Estados Unidos pidió la separación de Noriega del Gobierno, y el Gobierno, en
réplica, anuló los comicios alegando “interferencia extranjera”. Noriega reunió
a sus partidarios, levantó el machete, y amenazó con lo peor a sus opositores. Juró,
como si fuera un Júpiter tronante, combatir hasta vencer. Pero los dioses
podían hacerlo porque no tenían plata guardada, y Noriega tenía mucha, tanta
que nunca se la pudieron quitar toda.
El
20 de diciembre de 1989 se produjo el desenlace. La invasión se llamó
“Operación Causa Justa” en la que desembarcaron 28 mil marines. Noriega, olvidado del machete, pidió protección en la
Nunciatura. Se dice que al final murieron miles de civiles, lo cual es muy malo
por estar inermes. Vanas fueron las negociaciones para encontrar un país que
recibiera al dictador. El que parecía como su exilio natural era Cuba. Pero
parece que los cubanos son como el gato: solo acompañan al amo hasta la puerta.

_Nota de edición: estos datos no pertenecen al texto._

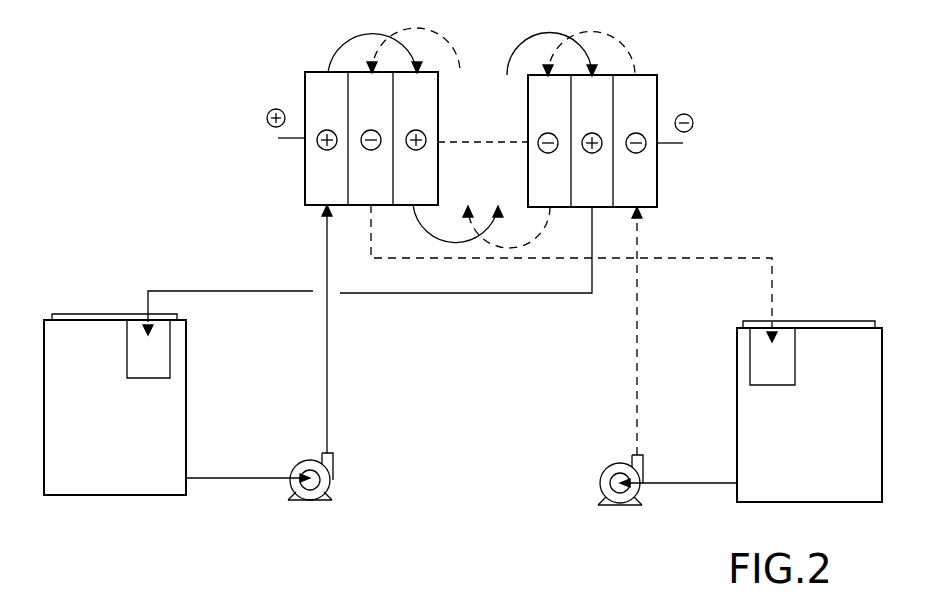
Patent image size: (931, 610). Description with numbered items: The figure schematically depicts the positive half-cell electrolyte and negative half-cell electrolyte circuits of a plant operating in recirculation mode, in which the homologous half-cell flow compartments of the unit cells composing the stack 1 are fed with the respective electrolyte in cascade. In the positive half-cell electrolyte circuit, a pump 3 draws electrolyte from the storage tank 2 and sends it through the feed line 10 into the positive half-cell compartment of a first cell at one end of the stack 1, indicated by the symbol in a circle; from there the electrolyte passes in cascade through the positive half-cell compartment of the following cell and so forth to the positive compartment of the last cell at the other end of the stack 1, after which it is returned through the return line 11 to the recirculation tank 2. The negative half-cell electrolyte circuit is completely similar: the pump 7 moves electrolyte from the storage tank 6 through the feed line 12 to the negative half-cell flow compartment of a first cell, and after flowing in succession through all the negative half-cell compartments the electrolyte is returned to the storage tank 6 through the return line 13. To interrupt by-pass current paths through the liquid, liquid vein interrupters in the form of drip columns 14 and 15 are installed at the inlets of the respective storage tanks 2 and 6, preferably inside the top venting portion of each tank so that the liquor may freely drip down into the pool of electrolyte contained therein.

The stack 1 is at (663, 97).
The storage tank 2 is at (192, 435).
The pump 3 is at (337, 480).
The storage tank 6 is at (773, 440).
The pump 7 is at (600, 483).
The feed line 10 is at (333, 410).
The return line 11 is at (243, 289).
The feed line 12 is at (635, 372).
The return line 13 is at (700, 253).
The liquid vein interrupter 14 is at (162, 365).
The liquid vein interrupter 15 is at (790, 380).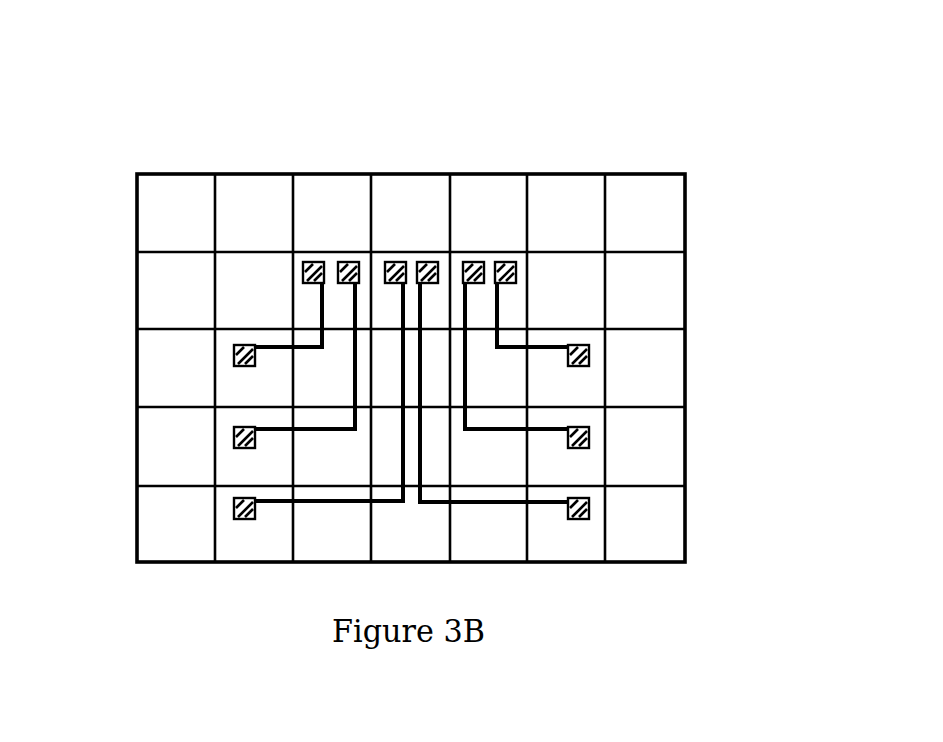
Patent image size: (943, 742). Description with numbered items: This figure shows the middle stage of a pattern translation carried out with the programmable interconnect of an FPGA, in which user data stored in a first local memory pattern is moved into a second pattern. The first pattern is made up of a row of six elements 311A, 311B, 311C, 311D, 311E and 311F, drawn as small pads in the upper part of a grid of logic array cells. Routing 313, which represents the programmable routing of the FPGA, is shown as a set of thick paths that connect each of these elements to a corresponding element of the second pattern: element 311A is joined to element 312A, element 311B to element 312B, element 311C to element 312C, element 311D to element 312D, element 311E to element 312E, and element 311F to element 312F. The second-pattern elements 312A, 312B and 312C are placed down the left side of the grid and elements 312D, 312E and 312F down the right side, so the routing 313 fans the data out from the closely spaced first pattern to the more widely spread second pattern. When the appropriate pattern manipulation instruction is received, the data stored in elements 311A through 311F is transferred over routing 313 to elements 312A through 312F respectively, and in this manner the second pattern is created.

The element of first local memory pattern 311A is at (313, 262).
The element of first local memory pattern 311B is at (347, 262).
The element of first local memory pattern 311C is at (395, 262).
The element of first local memory pattern 311D is at (426, 262).
The element of first local memory pattern 311E is at (472, 262).
The element of first local memory pattern 311F is at (503, 262).
The element of second pattern 312A is at (246, 368).
The element of second pattern 312B is at (246, 449).
The element of second pattern 312C is at (246, 521).
The element of second pattern 312D is at (577, 521).
The element of second pattern 312E is at (577, 449).
The element of second pattern 312F is at (577, 368).
The routing 313 is at (540, 345).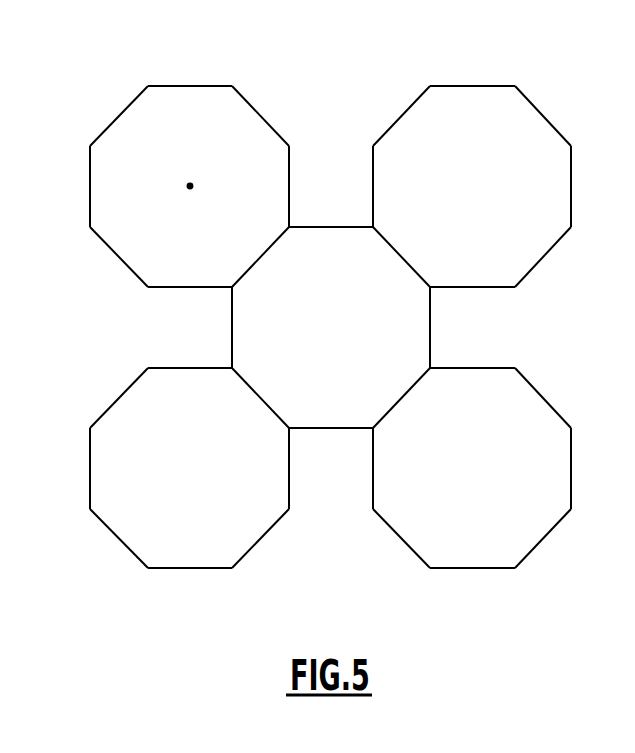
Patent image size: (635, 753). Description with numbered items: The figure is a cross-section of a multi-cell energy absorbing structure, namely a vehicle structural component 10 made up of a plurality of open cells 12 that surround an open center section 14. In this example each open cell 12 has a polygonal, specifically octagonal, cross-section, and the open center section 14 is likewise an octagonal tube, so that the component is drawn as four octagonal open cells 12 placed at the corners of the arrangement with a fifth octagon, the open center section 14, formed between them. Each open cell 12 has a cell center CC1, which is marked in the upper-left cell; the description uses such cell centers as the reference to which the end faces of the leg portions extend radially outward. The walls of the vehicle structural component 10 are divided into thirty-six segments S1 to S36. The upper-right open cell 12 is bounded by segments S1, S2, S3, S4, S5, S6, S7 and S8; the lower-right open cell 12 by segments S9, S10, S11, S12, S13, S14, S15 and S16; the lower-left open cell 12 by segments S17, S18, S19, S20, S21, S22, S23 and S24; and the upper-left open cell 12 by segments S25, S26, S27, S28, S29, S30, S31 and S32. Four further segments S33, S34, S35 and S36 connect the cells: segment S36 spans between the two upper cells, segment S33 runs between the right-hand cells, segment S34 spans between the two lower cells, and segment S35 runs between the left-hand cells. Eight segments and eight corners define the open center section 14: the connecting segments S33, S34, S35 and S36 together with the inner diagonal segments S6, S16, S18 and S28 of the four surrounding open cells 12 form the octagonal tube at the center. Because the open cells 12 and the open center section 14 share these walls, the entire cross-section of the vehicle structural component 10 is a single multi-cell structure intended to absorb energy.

The vehicle structural component 10 is at (352, 313).
The open cell 12 is at (214, 116).
The open center section 14 is at (410, 342).
The cell center CC1 is at (193, 188).
The segment S1 is at (472, 69).
The segment S2 is at (547, 116).
The segment S3 is at (561, 186).
The segment S4 is at (553, 257).
The segment S5 is at (472, 267).
The segment S6 is at (401, 258).
The segment S7 is at (394, 186).
The segment S8 is at (401, 111).
The segment S9 is at (472, 388).
The segment S10 is at (556, 398).
The segment S11 is at (597, 468).
The segment S12 is at (557, 539).
The segment S13 is at (472, 587).
The segment S14 is at (411, 538).
The segment S15 is at (398, 468).
The segment S16 is at (398, 398).
The segment S17 is at (190, 390).
The segment S18 is at (268, 397).
The segment S19 is at (275, 468).
The segment S20 is at (273, 540).
The segment S21 is at (190, 587).
The segment S22 is at (116, 539).
The segment S23 is at (117, 468).
The segment S24 is at (114, 397).
The segment S25 is at (190, 66).
The segment S26 is at (270, 116).
The segment S27 is at (273, 186).
The segment S28 is at (274, 257).
The segment S29 is at (190, 266).
The segment S30 is at (126, 254).
The segment S31 is at (116, 186).
The segment S32 is at (131, 116).
The segment S33 is at (457, 327).
The segment S34 is at (331, 448).
The segment S35 is at (215, 327).
The segment S36 is at (331, 209).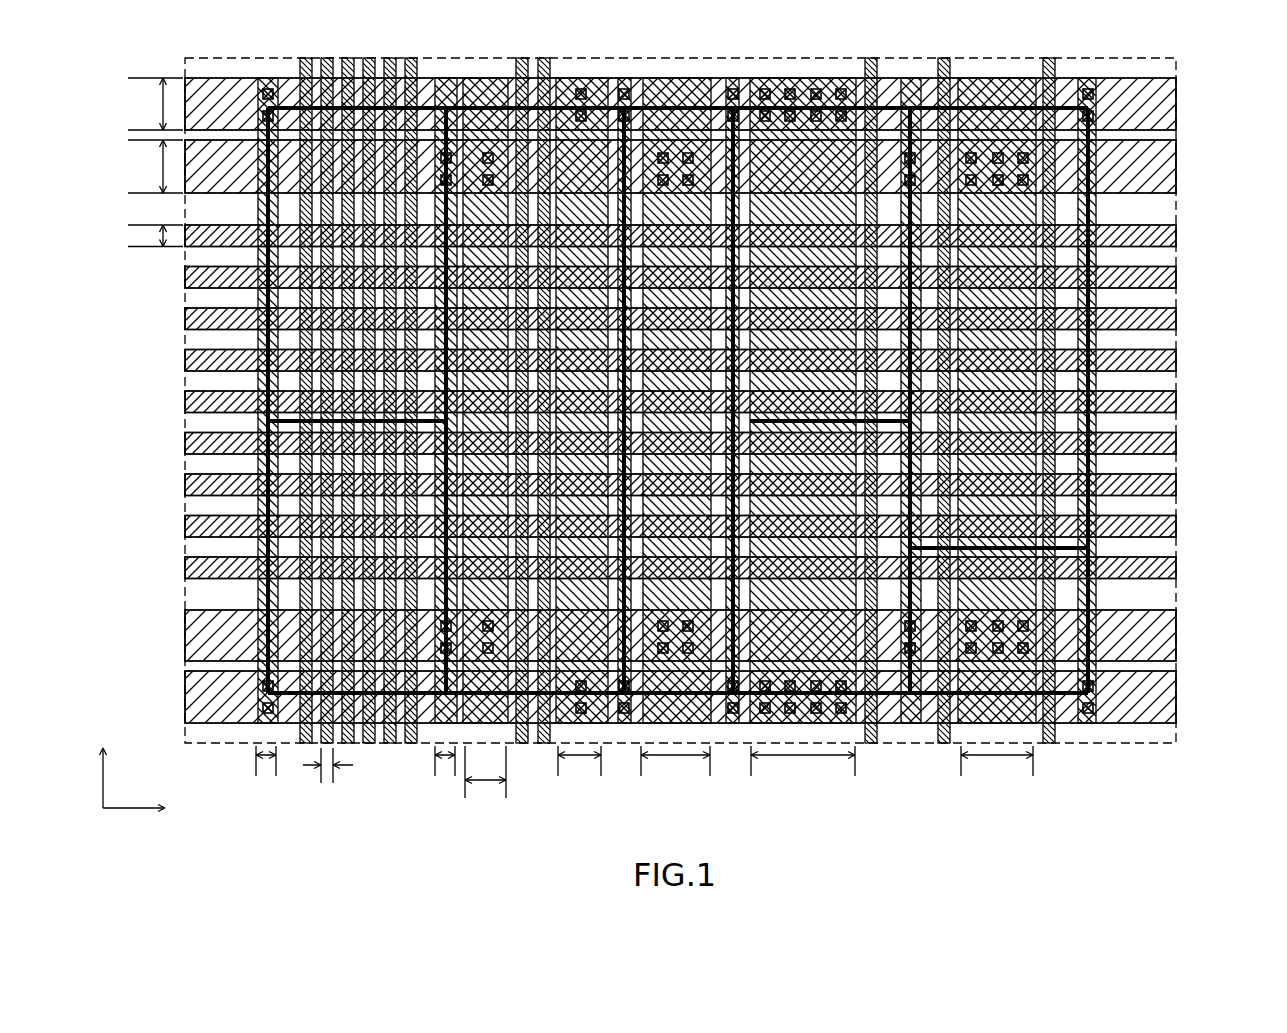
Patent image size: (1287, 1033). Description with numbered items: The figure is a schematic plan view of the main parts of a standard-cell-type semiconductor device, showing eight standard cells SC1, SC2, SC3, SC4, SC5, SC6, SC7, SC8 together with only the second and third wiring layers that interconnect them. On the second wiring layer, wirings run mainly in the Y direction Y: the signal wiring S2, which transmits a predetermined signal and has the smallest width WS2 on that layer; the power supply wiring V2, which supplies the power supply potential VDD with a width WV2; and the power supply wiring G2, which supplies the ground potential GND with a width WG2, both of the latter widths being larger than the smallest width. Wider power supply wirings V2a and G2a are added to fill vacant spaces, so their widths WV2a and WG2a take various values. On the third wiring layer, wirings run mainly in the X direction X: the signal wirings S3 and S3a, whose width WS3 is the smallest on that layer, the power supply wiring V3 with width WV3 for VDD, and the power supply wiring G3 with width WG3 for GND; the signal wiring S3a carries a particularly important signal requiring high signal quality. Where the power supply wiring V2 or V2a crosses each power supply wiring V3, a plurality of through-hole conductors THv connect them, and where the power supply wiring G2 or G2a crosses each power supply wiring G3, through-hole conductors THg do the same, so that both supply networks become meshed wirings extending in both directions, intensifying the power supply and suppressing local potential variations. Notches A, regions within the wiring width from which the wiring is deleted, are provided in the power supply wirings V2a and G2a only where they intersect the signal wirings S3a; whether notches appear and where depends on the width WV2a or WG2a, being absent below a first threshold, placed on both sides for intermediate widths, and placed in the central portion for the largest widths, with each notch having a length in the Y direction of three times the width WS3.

The power supply wiring G2 is at (262, 68).
The wide power supply wiring G2a is at (575, 68).
The signal wiring S2 is at (409, 47).
The power supply wiring V2 is at (438, 68).
The wide power supply wiring V2a is at (470, 68).
The power supply wiring G3 is at (1170, 92).
The power supply wiring V3 is at (1170, 155).
The signal wiring S3 is at (1168, 228).
The signal wiring S3a is at (1168, 312).
The standard cell SC1 is at (282, 292).
The standard cell SC2 is at (282, 590).
The standard cell SC3 is at (505, 70).
The standard cell SC4 is at (855, 130).
The standard cell SC5 is at (882, 660).
The standard cell SC6 is at (1057, 205).
The standard cell SC7 is at (1057, 450).
The standard cell SC8 is at (1057, 590).
The through-hole conductor THg is at (255, 705).
The through-hole conductor THv is at (436, 645).
The notch A is at (692, 270).
The wiring width WG3 is at (149, 104).
The wiring width WV3 is at (149, 166).
The wiring width WS3 is at (478, 400).
The wiring width WG2 is at (267, 776).
The wiring width WS2 is at (328, 777).
The wiring width WV2 is at (445, 776).
The wiring width WV2a is at (745, 794).
The wiring width WG2a is at (705, 783).
The X direction X is at (141, 807).
The Y direction Y is at (101, 766).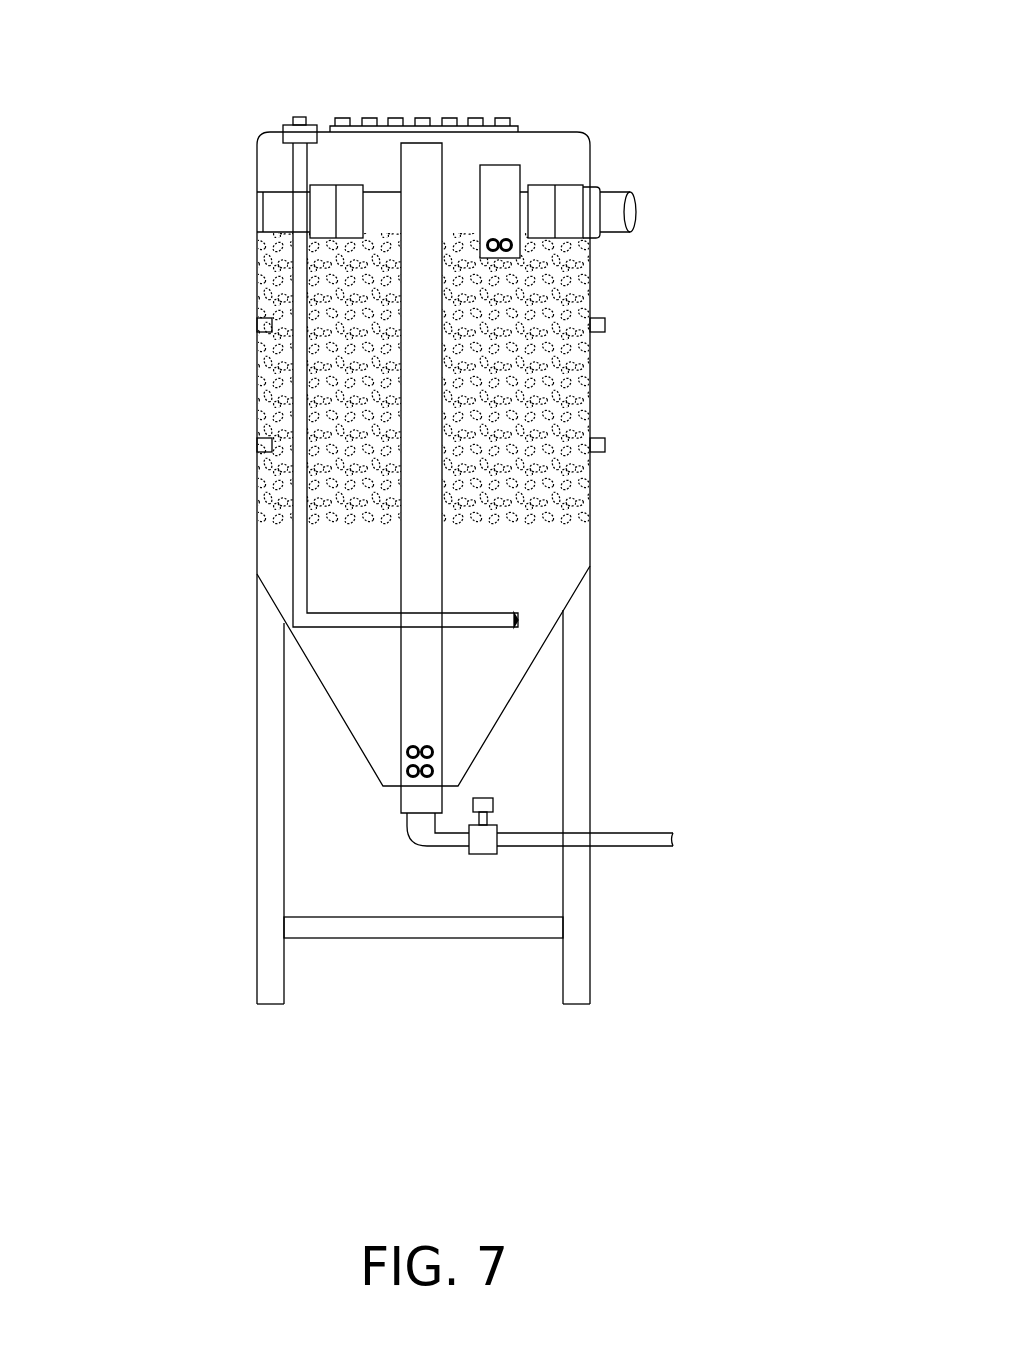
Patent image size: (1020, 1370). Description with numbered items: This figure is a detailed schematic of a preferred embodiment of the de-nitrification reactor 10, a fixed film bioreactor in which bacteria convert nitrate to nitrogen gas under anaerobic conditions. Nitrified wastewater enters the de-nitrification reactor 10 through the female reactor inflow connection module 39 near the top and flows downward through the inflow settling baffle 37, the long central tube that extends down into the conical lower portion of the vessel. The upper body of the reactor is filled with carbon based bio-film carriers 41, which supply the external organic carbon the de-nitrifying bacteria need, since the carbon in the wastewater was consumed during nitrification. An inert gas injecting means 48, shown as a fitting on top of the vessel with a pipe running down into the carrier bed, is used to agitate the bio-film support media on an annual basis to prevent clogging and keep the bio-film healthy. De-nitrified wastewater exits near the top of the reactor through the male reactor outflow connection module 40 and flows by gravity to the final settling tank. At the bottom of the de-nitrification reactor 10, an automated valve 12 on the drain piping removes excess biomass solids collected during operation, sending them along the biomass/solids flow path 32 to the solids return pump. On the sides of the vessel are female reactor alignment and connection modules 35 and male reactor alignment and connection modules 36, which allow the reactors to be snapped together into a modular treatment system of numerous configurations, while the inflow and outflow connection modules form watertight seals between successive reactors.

The de-nitrification reactor 10 is at (538, 145).
The automated valve 12 is at (497, 830).
The biomass/solids flow path to solids return pump 32 is at (660, 842).
The reactor alignment and connection module (female) 35 is at (257, 325).
The reactor alignment and connection module (male) 36 is at (605, 325).
The inflow settling baffle 37 is at (420, 549).
The reactor inflow connection module (female) 39 is at (262, 215).
The reactor outflow connection module (male) 40 is at (636, 213).
The carbon based bio-film carriers 41 is at (590, 503).
The inert gas injecting means 48 is at (300, 125).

Tras varios días refugiado y sitiado en la Embajada del Vaticano, y bajo el
estruendo de la música de rock y rap, que el dictador detestaba —y sin
ningún bolero—, Noriega, el Cara de Piña, que cual Leónidas
había jurado combatir hasta morir, se entregó dócilmente el 3 de enero de 1990.
A poco fue trasladado a EE.UU. donde recibió condena por narcotráfico y otros
delitos conexos. La condena fue a 40 años de cárcel, aunque solo pagó 21 por
“buena conducta”, el bravo macarra que siempre se había portado tan mal. Vaya,
vaya.
*Profesor
titular (J) de la Universidad de Carabobo, doctor en historia.